Во мне вскипела волна ярости, и мне пришлось сдерживать желание немедленно выяснить, кто именно заставил моего сына чувствовать себя плохо, чтобы пойти и разобраться с кучкой второклассников. Но вслух я спокойно сказала:
— Это здорово, что ты это понимаешь и стараешься сам так не поступать.
Лука с трудом сдерживал улыбку:
— Но я все равно хочу, чтобы мое прозвище было крутым.
Я улыбнулась:
— Конечно хочешь. Нам нужно время, чтобы все обдумать.
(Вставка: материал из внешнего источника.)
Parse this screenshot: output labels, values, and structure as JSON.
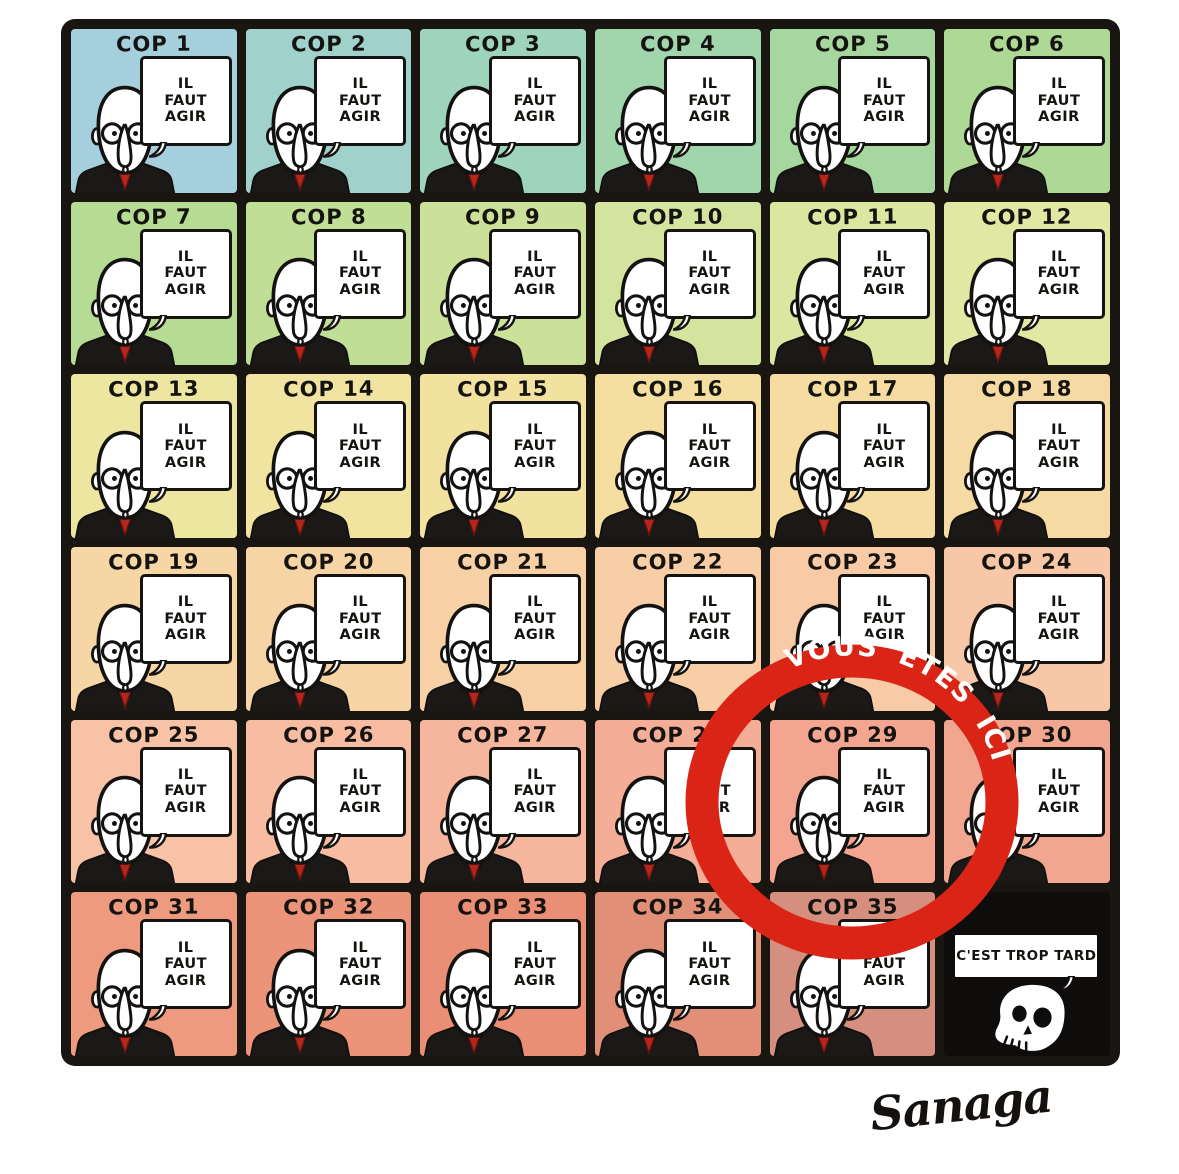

Как насчет того, чтобы вечером посмотреть «Могучих утят», съесть столько капкейков, сколько в нас влезет, и составить список вариантов?
Он засиял, и, Боже, эта улыбка была настоящим подарком. Та самая улыбка, которая говорила, что у моего ребенка нет других забот, кроме как выбрать самое крутое хоккейное прозвище. Ради этого я и работала ночами напролет. Ради этого я однажды собрала вещи среди ночи, села в машину и несколько дней гнала через всю страну. Ради этого я брала двойные смены и сдавала плазму. Ради этого у меня остались шрамы.
Пальцы невольно потянулись к тонкому следу на губе и грубой рубцовой полосе на боку, где стальной носок ботинка одного «вышибалы» оставил свой след. Но я удержалась. И так было чудом, что я смогла скрыть от Луки самые страшные следы. Не собиралась сама ему о них напоминать.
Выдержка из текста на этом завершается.